Kepedulian untuk jiwa yang terluka by Benny Prawira



“Ih, ngapain coba bunuh diri?”
“Kayak orang gak punya otak yah, masa putus asa sih hadapin masalah!”
“Orang bunuh diri itu gak ingat sama Tuhan!”
“Bunuh diri itu bener-bener perbuatan bodoh.”

Ini semua hanyalah segelintir pernyataan negatif yang biasa kita dengar saat sebuah berita bunuh diri dipublikasikan. Masih banyak komentar negatif lainnya terhadap bunuh diri, tapi pernahkah kamu bertanya-tanya bagaimana caranya untuk mencegah peristiwa buruk ini menimpa lebih banyak orang lagi?
Bunuh diri merupakan salah satu fenomena yang sama tuanya dengan umur ras manusia di bumi (Perlin, 1975). Salah satu fakta pahit mengenai bunuh diri adalah tingkat percobaan bunuh diri justru malah banyak ditemukan pada umur remaja, masa dimana seorang individu seharusnya lebih banyak menjelajahi dunia dan mendalami dirinya lebih jauh lagi. Kebanyakan kasus diawali pada umur 12 tahun dan mencapai puncaknya pada usia 16 tahun meskipun kasus bunuh diri ini bisa juga ditemui di masa perkembangan yang lebih lanjut (Nicolson & Ayers, 2004). Bahkan di Amerika Serikat, bunuh diri telah menjadi penyebab kematian terbanyak nomor dua bagi orang berusia 14 sampai 25 tahun (Dasey-Morales, 2011).

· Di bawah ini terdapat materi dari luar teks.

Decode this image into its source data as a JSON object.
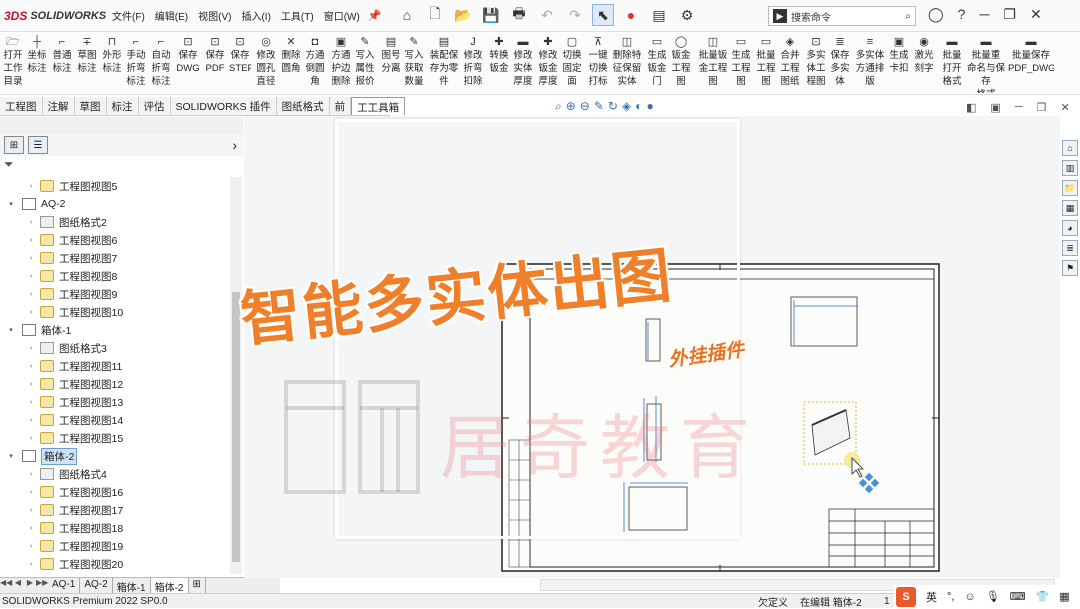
{
  "app": {
    "brand_prefix": "3DS",
    "brand": "SOLIDWORKS"
  },
  "menu": [
    "文件(F)",
    "编辑(E)",
    "视图(V)",
    "插入(I)",
    "工具(T)",
    "窗口(W)"
  ],
  "search": {
    "prefix": "▶",
    "placeholder": "搜索命令"
  },
  "ribbon": [
    {
      "l1": "打开",
      "l2": "工作",
      "l3": "目录"
    },
    {
      "l1": "坐标",
      "l2": "标注",
      "l3": ""
    },
    {
      "l1": "普通",
      "l2": "标注",
      "l3": ""
    },
    {
      "l1": "草图",
      "l2": "标注",
      "l3": ""
    },
    {
      "l1": "外形",
      "l2": "标注",
      "l3": ""
    },
    {
      "l1": "手动",
      "l2": "折弯",
      "l3": "标注"
    },
    {
      "l1": "自动",
      "l2": "折弯",
      "l3": "标注"
    },
    {
      "l1": "保存",
      "l2": "DWG",
      "l3": ""
    },
    {
      "l1": "保存",
      "l2": "PDF",
      "l3": ""
    },
    {
      "l1": "保存",
      "l2": "STEP",
      "l3": ""
    },
    {
      "l1": "修改",
      "l2": "圆孔",
      "l3": "直径"
    },
    {
      "l1": "删除",
      "l2": "圆角",
      "l3": ""
    },
    {
      "l1": "方通",
      "l2": "倒圆",
      "l3": "角"
    },
    {
      "l1": "方通",
      "l2": "护边",
      "l3": "删除"
    },
    {
      "l1": "写入",
      "l2": "属性",
      "l3": "报价"
    },
    {
      "l1": "图号",
      "l2": "分离",
      "l3": ""
    },
    {
      "l1": "写入",
      "l2": "获取",
      "l3": "数量"
    },
    {
      "l1": "装配保",
      "l2": "存为零",
      "l3": "件"
    },
    {
      "l1": "修改",
      "l2": "折弯",
      "l3": "扣除"
    },
    {
      "l1": "转换",
      "l2": "钣金",
      "l3": ""
    },
    {
      "l1": "修改",
      "l2": "实体",
      "l3": "厚度"
    },
    {
      "l1": "修改",
      "l2": "钣金",
      "l3": "厚度"
    },
    {
      "l1": "切换",
      "l2": "固定",
      "l3": "面"
    },
    {
      "l1": "一键",
      "l2": "切换",
      "l3": "打标"
    },
    {
      "l1": "删除特",
      "l2": "征保留",
      "l3": "实体"
    },
    {
      "l1": "生成",
      "l2": "钣金",
      "l3": "门"
    },
    {
      "l1": "钣金",
      "l2": "工程",
      "l3": "图"
    },
    {
      "l1": "批量钣",
      "l2": "金工程",
      "l3": "图"
    },
    {
      "l1": "生成",
      "l2": "工程",
      "l3": "图"
    },
    {
      "l1": "批量",
      "l2": "工程",
      "l3": "图"
    },
    {
      "l1": "合并",
      "l2": "工程",
      "l3": "图纸"
    },
    {
      "l1": "多实",
      "l2": "体工",
      "l3": "程图"
    },
    {
      "l1": "保存",
      "l2": "多实",
      "l3": "体"
    },
    {
      "l1": "多实体",
      "l2": "方通排",
      "l3": "版"
    },
    {
      "l1": "生成",
      "l2": "卡扣",
      "l3": ""
    },
    {
      "l1": "激光",
      "l2": "刻字",
      "l3": ""
    },
    {
      "l1": "批量",
      "l2": "打开",
      "l3": "格式"
    },
    {
      "l1": "批量重",
      "l2": "命名与保存",
      "l3": "格式"
    },
    {
      "l1": "批量保存",
      "l2": "PDF_DWG",
      "l3": ""
    }
  ],
  "tabs": [
    "工程图",
    "注解",
    "草图",
    "标注",
    "评估",
    "SOLIDWORKS 插件",
    "图纸格式",
    "前",
    "工工具箱"
  ],
  "tree": [
    {
      "level": 2,
      "type": "view",
      "label": "工程图视图5"
    },
    {
      "level": 0,
      "type": "sheet",
      "label": "AQ-2",
      "open": true
    },
    {
      "level": 1,
      "type": "fmt",
      "label": "图纸格式2"
    },
    {
      "level": 1,
      "type": "view",
      "label": "工程图视图6"
    },
    {
      "level": 1,
      "type": "view",
      "label": "工程图视图7"
    },
    {
      "level": 1,
      "type": "view",
      "label": "工程图视图8"
    },
    {
      "level": 1,
      "type": "view",
      "label": "工程图视图9"
    },
    {
      "level": 1,
      "type": "view",
      "label": "工程图视图10"
    },
    {
      "level": 0,
      "type": "sheet",
      "label": "箱体-1",
      "open": true
    },
    {
      "level": 1,
      "type": "fmt",
      "label": "图纸格式3"
    },
    {
      "level": 1,
      "type": "view",
      "label": "工程图视图11"
    },
    {
      "level": 1,
      "type": "view",
      "label": "工程图视图12"
    },
    {
      "level": 1,
      "type": "view",
      "label": "工程图视图13"
    },
    {
      "level": 1,
      "type": "view",
      "label": "工程图视图14"
    },
    {
      "level": 1,
      "type": "view",
      "label": "工程图视图15"
    },
    {
      "level": 0,
      "type": "sheet",
      "label": "箱体-2",
      "open": true,
      "selected": true
    },
    {
      "level": 1,
      "type": "fmt",
      "label": "图纸格式4"
    },
    {
      "level": 1,
      "type": "view",
      "label": "工程图视图16"
    },
    {
      "level": 1,
      "type": "view",
      "label": "工程图视图17"
    },
    {
      "level": 1,
      "type": "view",
      "label": "工程图视图18"
    },
    {
      "level": 1,
      "type": "view",
      "label": "工程图视图19"
    },
    {
      "level": 1,
      "type": "view",
      "label": "工程图视图20"
    }
  ],
  "sheet_tabs": [
    "AQ-1",
    "AQ-2",
    "箱体-1",
    "箱体-2"
  ],
  "active_sheet": "箱体-2",
  "status": {
    "product": "SOLIDWORKS Premium 2022 SP0.0",
    "undefined": "欠定义",
    "editing": "在编辑 箱体-2",
    "page": "1"
  },
  "ime": {
    "logo": "S",
    "lang": "英"
  },
  "overlay": {
    "title": "智能多实体出图",
    "subtitle": "外挂插件",
    "watermark": "居奇教育"
  },
  "colors": {
    "title_orange": "#f07f2a",
    "brand_red": "#c8102e",
    "selection_blue": "#d0e2f6"
  }
}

Pertanyaannya adalah mengapa remaja yang masih memiliki masa depan yang panjang malah memutuskan untuk mengakhiri hidupnya? Alasan spesifik biasanya hanya bisa ditemukan di dalam alur kehidupan korban bunuh diri itu sendiri. Secara umum, bagi kebanyakan remaja, tahun-tahun perkembangan mereka bisa menjadi dipenuhi oleh guncangan dan stress. Remaja mengalami tekanan untuk bisa beradaptasi dan mencari jati diri di masyarakat. Masa remaja sendiri masih harus berjuang dengan masalah berkaitan dengan harga diri, kebimbangan dan perasaan terasing. Semua hal yang harus dialami remaja ini akhirnya bisa mengarah kepada depresi. Depresi inilah yang memang banyak dialami oleh korban bunuh diri sebelum melakukan aksinya (Efendi, 2009).

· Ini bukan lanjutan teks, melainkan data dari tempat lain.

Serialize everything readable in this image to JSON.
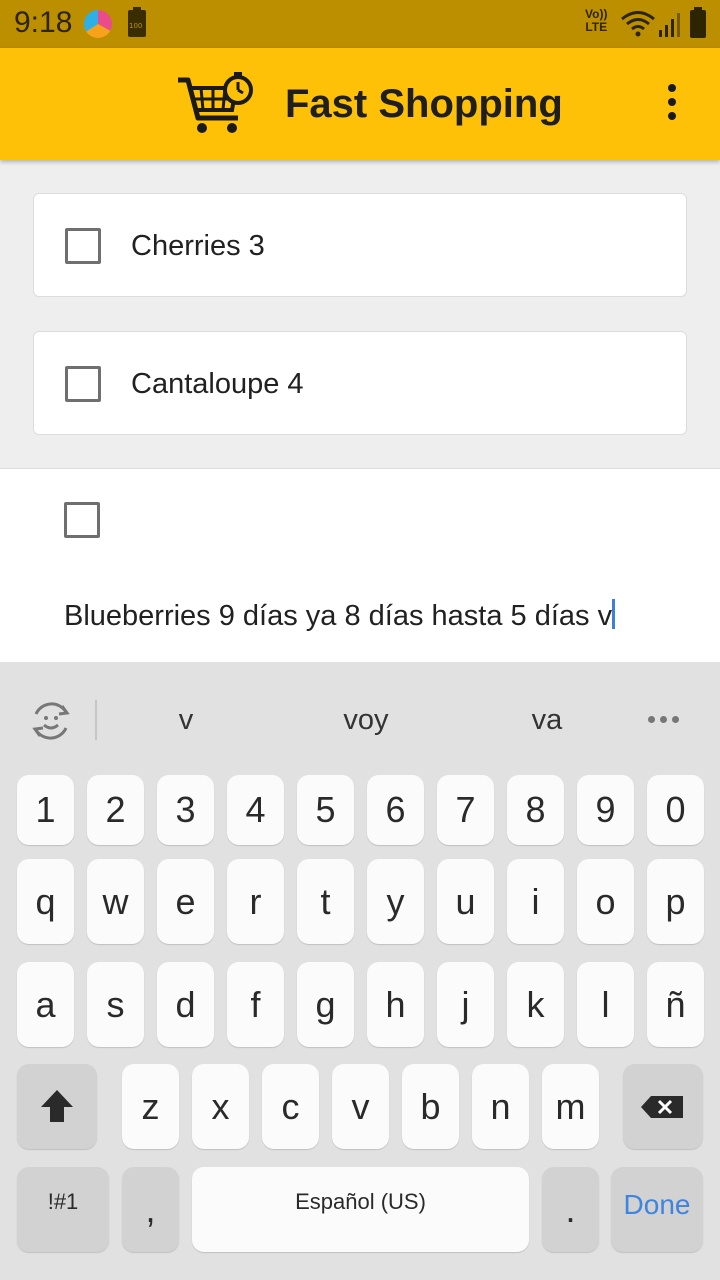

Di Indonesia sendiri, sepanjang Januari hingga November 2012 ini, saya menemukan setidaknya 22 berita dari berbagai website mengenai aksi bunuh diri yang dilakukan remaja dengan rentang usia 12 – 23 tahun. Perlu diingat juga bahwa 22 berita ini hanya sekedar angka yang diekspos oleh media di internet, belum termasuk peristiwa bunuh diri yang dilakukan bukan oleh remaja dan tidak diketahui karena berada di luar jangkauan. Jumlah yang lebih mengejutkan bisa dilihat berdasarkan data dari World Health Organization yang dihimpun tahun 2005-2007, tercatat 50.000 orang Indonesia telah melakukan aksi bunuh diri sepanjang tahun dengan berbagai macam alasan dan metode. Dari angka ini, bisa dibayangkan berapa banyak jumlah remaja yang termasuk di dalamnya.

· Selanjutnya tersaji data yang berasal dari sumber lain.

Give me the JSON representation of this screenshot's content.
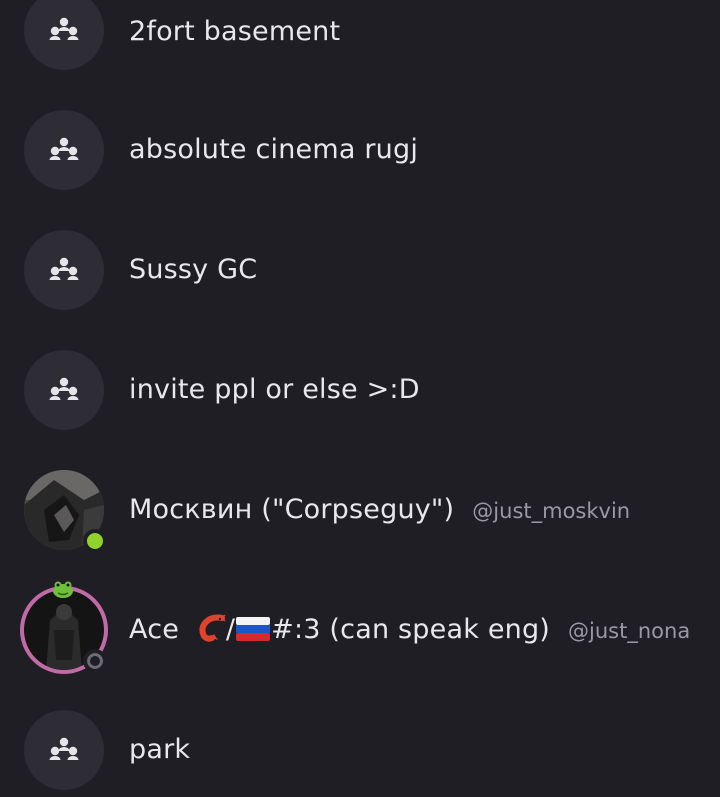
{
  "conversations": [
    {
      "type": "group",
      "name": "2fort basement",
      "icon": "group-icon"
    },
    {
      "type": "group",
      "name": "absolute cinema rugj",
      "icon": "group-icon"
    },
    {
      "type": "group",
      "name": "Sussy GC",
      "icon": "group-icon"
    },
    {
      "type": "group",
      "name": "invite ppl or else >:D",
      "icon": "group-icon"
    },
    {
      "type": "user",
      "name": "Москвин (\"Corpseguy\")",
      "handle": "@just_moskvin",
      "status": "online",
      "status_color": "#8fd22c"
    },
    {
      "type": "user",
      "name_prefix": "Ace ",
      "name_mid": "/",
      "name_suffix": "#:3 (can speak eng)",
      "handle": "@just_nona",
      "status": "offline",
      "emoji": [
        "shrimp-emoji",
        "russia-flag-emoji"
      ],
      "ring_color": "#c06aa8"
    },
    {
      "type": "group",
      "name": "park",
      "icon": "group-icon"
    }
  ],
  "colors": {
    "background": "#1f1e24",
    "avatar_bg": "#2e2d35",
    "text": "#e8e7ec",
    "handle": "#9a99a3"
  }
}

Bunuh diri juga bukan hanya berdampak pada kehidupan korban yang berakhir di tangannya sendiri. Dalam beberapa kasus, orang yang ditinggalkan oleh korban bunuh diri bisa saja mengalami ‘survivor’s guilt’ yaitu sebuah rasa bersalah yang sangat besar karena menganggap dirinya gagal menjaga orang yang dicintainya, tidak menemani dan mencegahnya sebelum kejadian (Lickerman, 2010). Kegagalan dalam menerima kenyataan pahit seperti ini, bisa saja menyebabkan orang yang ditinggalkan berpikir hendak menyusul orang yang bunuh diri dengan melakukan hal yang sama.
Sebenarnya ada banyak hal yang bisa kita bersama lakukan untuk mencegah angka bunuh diri ini meningkat di generasi muda. Meski kehidupan orang lain bukanlah tanggung jawabmu, tapi kepedulianmu bisa mengubah kehidupan seseorang. Orang yang berpikir hendak bunuh diri, bisa saja mengakhiri keinginannya sebelum dilakukan, selama ada orang lain yang memberikan perhatian lebih kepada hidupnya.
Nah, mungkin sekarang kamu jadi bertanya-tanya: gimana caranya bisa tahu orang itu mau bunuh diri kalau dia sendiri belum melakukannya?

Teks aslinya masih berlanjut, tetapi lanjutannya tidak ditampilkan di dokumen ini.